After his first collaboration with book-writer James Lapine, Sunday in the Park with George, Sondheim suggested that they “write a quest musical along the lines of The Wizard of Oz, the one movie musical I loved in which the songs not only defined the characters and carried the story forward but were wonderful stand-alone songs as well.” Lapine combined all of the classic Grimm fairy tale characters and added a Baker and his Wife, who are unable to conceive, thanks to a curse put on his family by a Witch.

The story, of course, included Cinderella. “The story of Cinderella has always struck me as the most incomprehensible of all the moral fables known as fairy tales,” Sondheim writes in Look, I Made a Hat. “Here is a plain, depressed slave of a girl, beaten and maltreated by her [stepfamily who] … suddenly finds herself magically transformed into a radiant, opulently dressed beauty, sought after by the Prince of the Kingdom, who three times flees the palace where she is the belle of the ball to return to the hole in a corner of the house where she is a virtual prisoner. And she can’t decide which place to choose?”

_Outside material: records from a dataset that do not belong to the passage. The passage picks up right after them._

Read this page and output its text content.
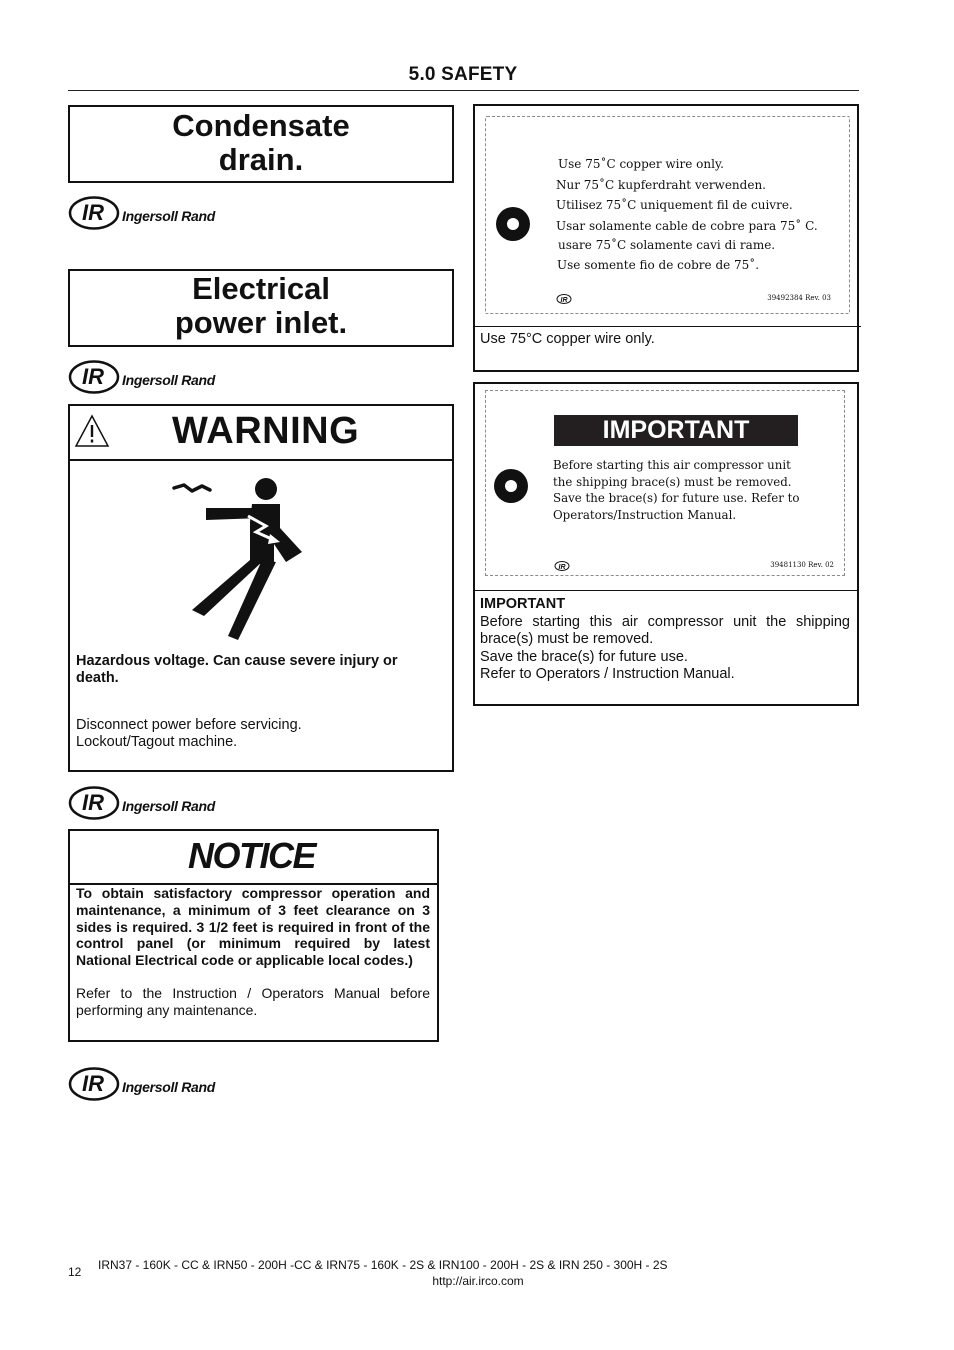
5.0 SAFETY
Condensate
drain.
IR Ingersoll Rand
Electrical
power inlet.
IR Ingersoll Rand
WARNING
Hazardous voltage. Can cause severe injury or death.
Disconnect power before servicing.
Lockout/Tagout machine.
IR Ingersoll Rand
NOTICE
To obtain satisfactory compressor operation and maintenance, a minimum of 3 feet clearance on 3 sides is required. 3 1/2 feet is required in front of the control panel (or minimum required by latest National Electrical code or applicable local codes.)
Refer to the Instruction / Operators Manual before performing any maintenance.
IR Ingersoll Rand
Use 75˚C copper wire only.
Nur 75˚C kupferdraht verwenden.
Utilisez 75˚C uniquement fil de cuivre.
Usar solamente cable de cobre para 75˚ C.
usare 75˚C solamente cavi di rame.
Use somente fio de cobre de 75˚.
IR	39492384 Rev. 03
Use 75°C copper wire only.
IMPORTANT
Before starting this air compressor unit
the shipping brace(s) must be removed.
Save the brace(s) for future use. Refer to
Operators/Instruction Manual.
IR	39481130 Rev. 02
IMPORTANT
Before starting this air compressor unit the shipping brace(s) must be removed.
Save the brace(s) for future use.
Refer to Operators / Instruction Manual.
12 IRN37 - 160K - CC & IRN50 - 200H -CC & IRN75 - 160K - 2S & IRN100 - 200H - 2S & IRN 250 - 300H - 2S
http://air.irco.com
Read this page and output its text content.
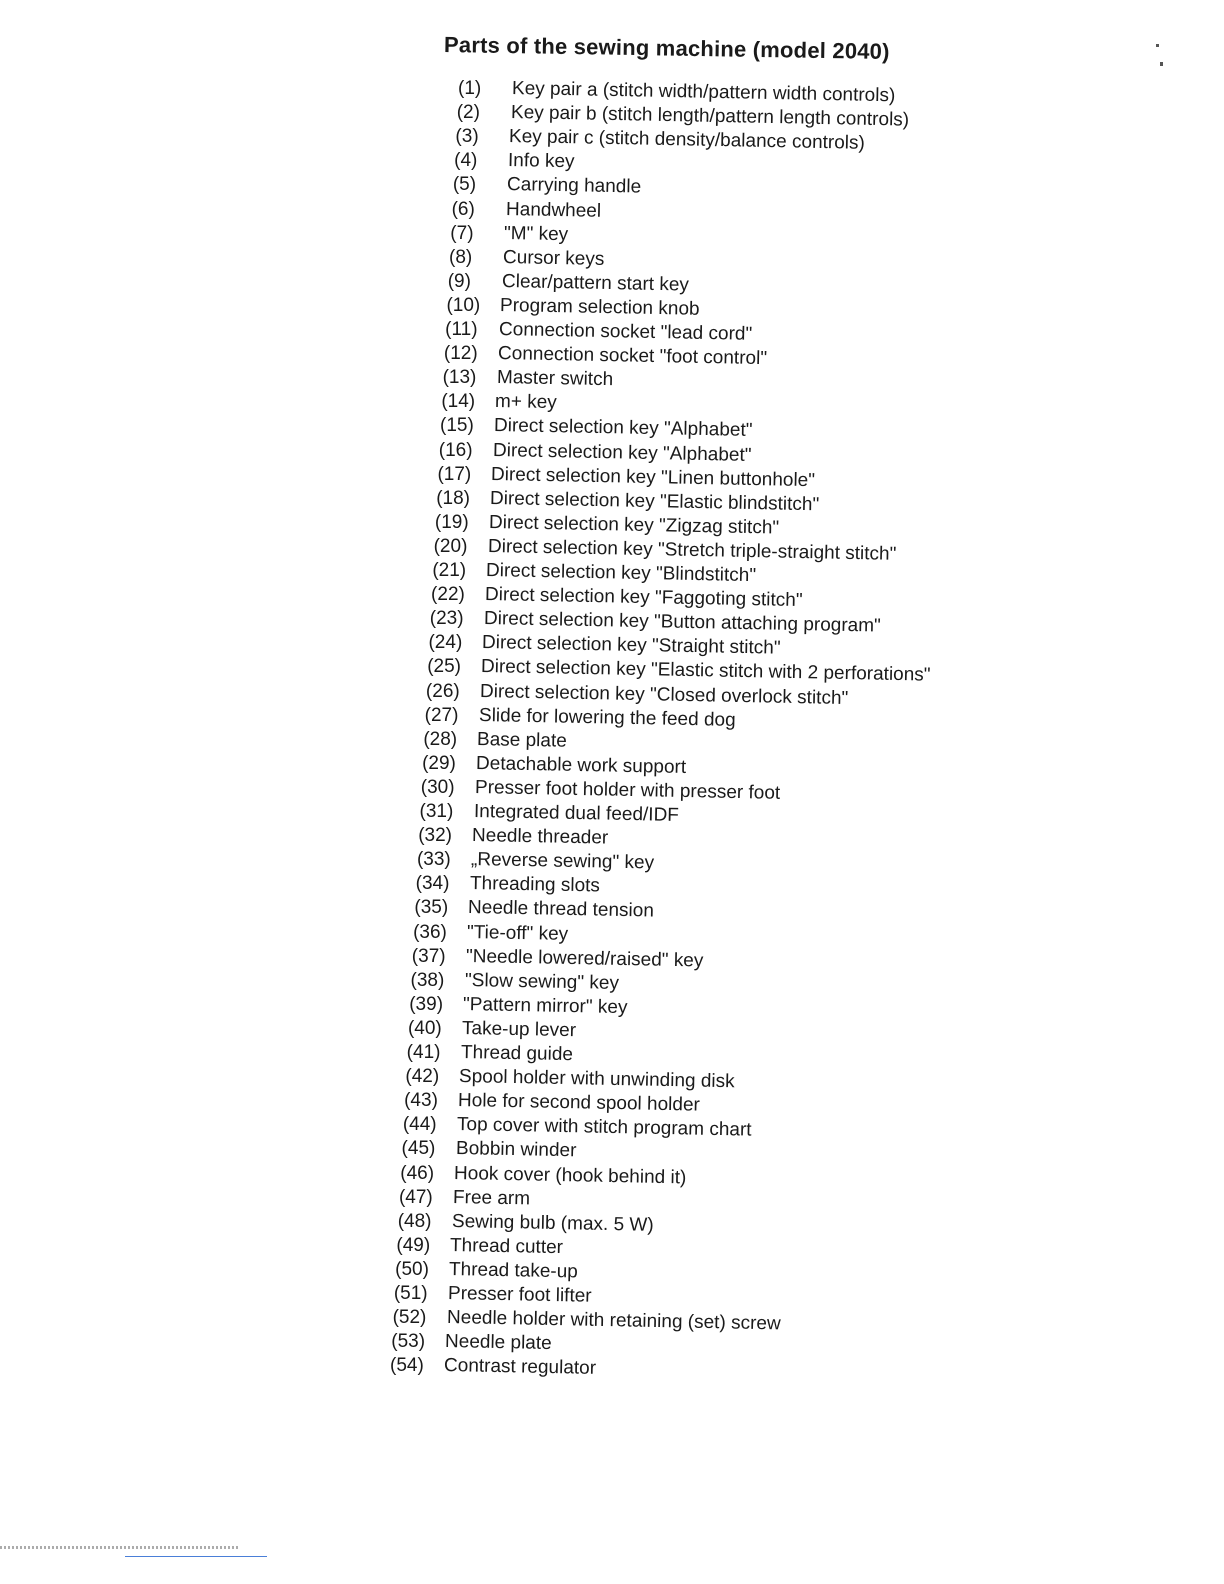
Parts of the sewing machine (model 2040)
(1)	Key pair a (stitch width/pattern width controls)
(2)	Key pair b (stitch length/pattern length controls)
(3)	Key pair c (stitch density/balance controls)
(4)	Info key
(5)	Carrying handle
(6)	Handwheel
(7)	"M" key
(8)	Cursor keys
(9)	Clear/pattern start key
(10)	Program selection knob
(11)	Connection socket "lead cord"
(12)	Connection socket "foot control"
(13)	Master switch
(14)	m+ key
(15)	Direct selection key "Alphabet"
(16)	Direct selection key "Alphabet"
(17)	Direct selection key "Linen buttonhole"
(18)	Direct selection key "Elastic blindstitch"
(19)	Direct selection key "Zigzag stitch"
(20)	Direct selection key "Stretch triple-straight stitch"
(21)	Direct selection key "Blindstitch"
(22)	Direct selection key "Faggoting stitch"
(23)	Direct selection key "Button attaching program"
(24)	Direct selection key "Straight stitch"
(25)	Direct selection key "Elastic stitch with 2 perforations"
(26)	Direct selection key "Closed overlock stitch"
(27)	Slide for lowering the feed dog
(28)	Base plate
(29)	Detachable work support
(30)	Presser foot holder with presser foot
(31)	Integrated dual feed/IDF
(32)	Needle threader
(33)	„Reverse sewing" key
(34)	Threading slots
(35)	Needle thread tension
(36)	"Tie-off" key
(37)	"Needle lowered/raised" key
(38)	"Slow sewing" key
(39)	"Pattern mirror" key
(40)	Take-up lever
(41)	Thread guide
(42)	Spool holder with unwinding disk
(43)	Hole for second spool holder
(44)	Top cover with stitch program chart
(45)	Bobbin winder
(46)	Hook cover (hook behind it)
(47)	Free arm
(48)	Sewing bulb (max. 5 W)
(49)	Thread cutter
(50)	Thread take-up
(51)	Presser foot lifter
(52)	Needle holder with retaining (set) screw
(53)	Needle plate
(54)	Contrast regulator
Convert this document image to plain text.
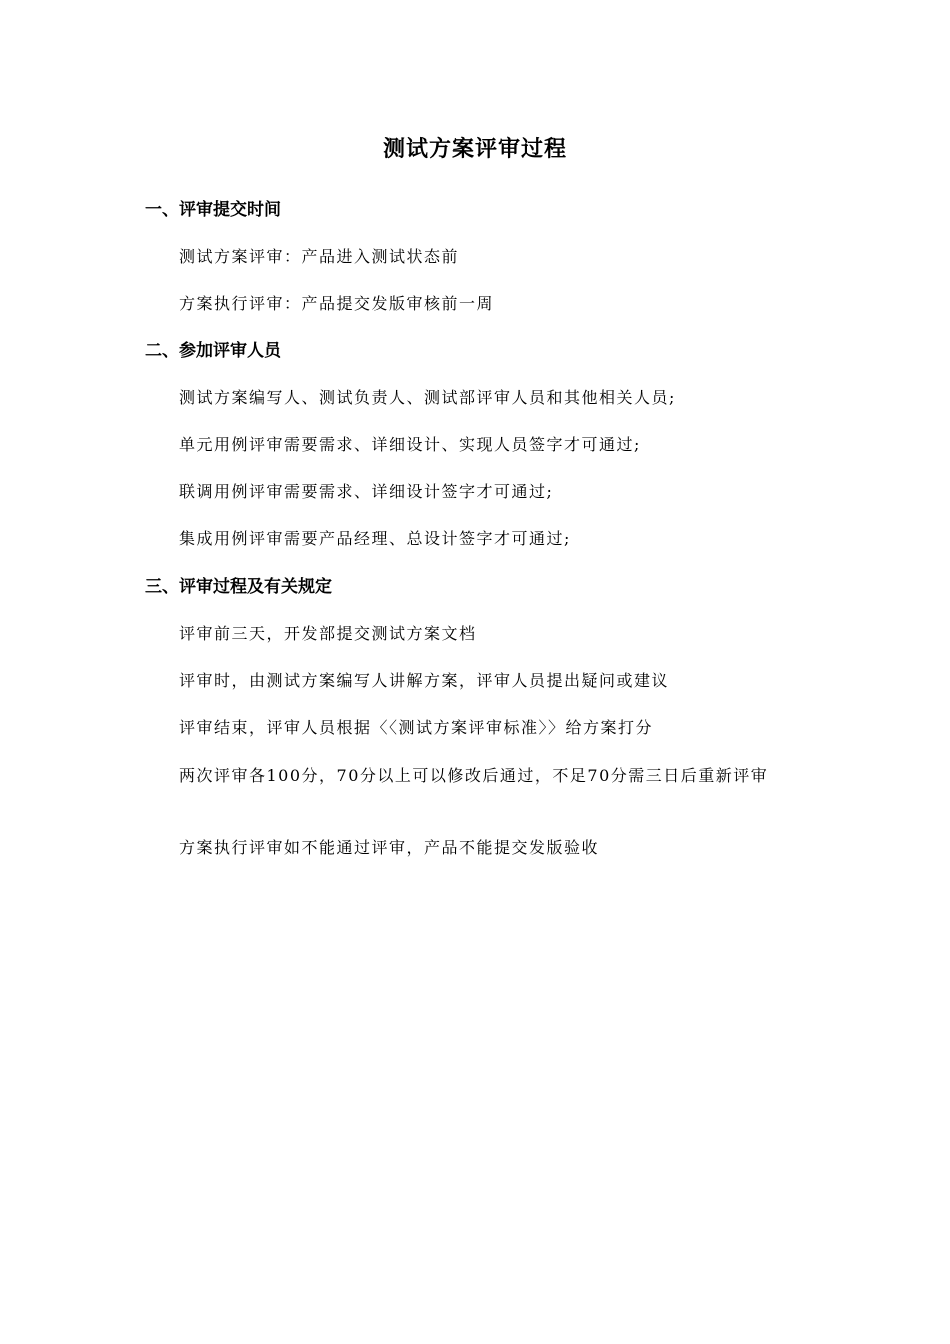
测试方案评审过程
一、评审提交时间
测试方案评审：产品进入测试状态前
方案执行评审：产品提交发版审核前一周
二、参加评审人员
测试方案编写人、测试负责人、测试部评审人员和其他相关人员;
单元用例评审需要需求、详细设计、实现人员签字才可通过;
联调用例评审需要需求、详细设计签字才可通过;
集成用例评审需要产品经理、总设计签字才可通过;
三、评审过程及有关规定
评审前三天，开发部提交测试方案文档
评审时，由测试方案编写人讲解方案，评审人员提出疑问或建议
评审结束，评审人员根据〈〈测试方案评审标准〉〉给方案打分
两次评审各100分，70分以上可以修改后通过，不足70分需三日后重新评审
方案执行评审如不能通过评审，产品不能提交发版验收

Lapine came up with a twist that makes sense: The accident of leaving her slipper behind isn’t an accident at all; Cinderella chooses to leave it there. “She knows she’s an imposter and doesn’t want willingly to mislead the Prince (and the world),” Sondheim writes. “She figures that if the Prince really cares to see her again, he’ll follow the clue she has left.” Cinderella’s big song in Into the Woods, “On the Steps of the Palace,” shows the future princess coming to the decision to leave her shoe behind. Writes Sondheim, “No one, as far as I know, has ever made this observation, and if there were no other reason to write this book, the opportunity for me to point out James’s insight would be justification enough.”

6. “HOW I SAVED ROOSEVELT” // ASSASSINS (1990)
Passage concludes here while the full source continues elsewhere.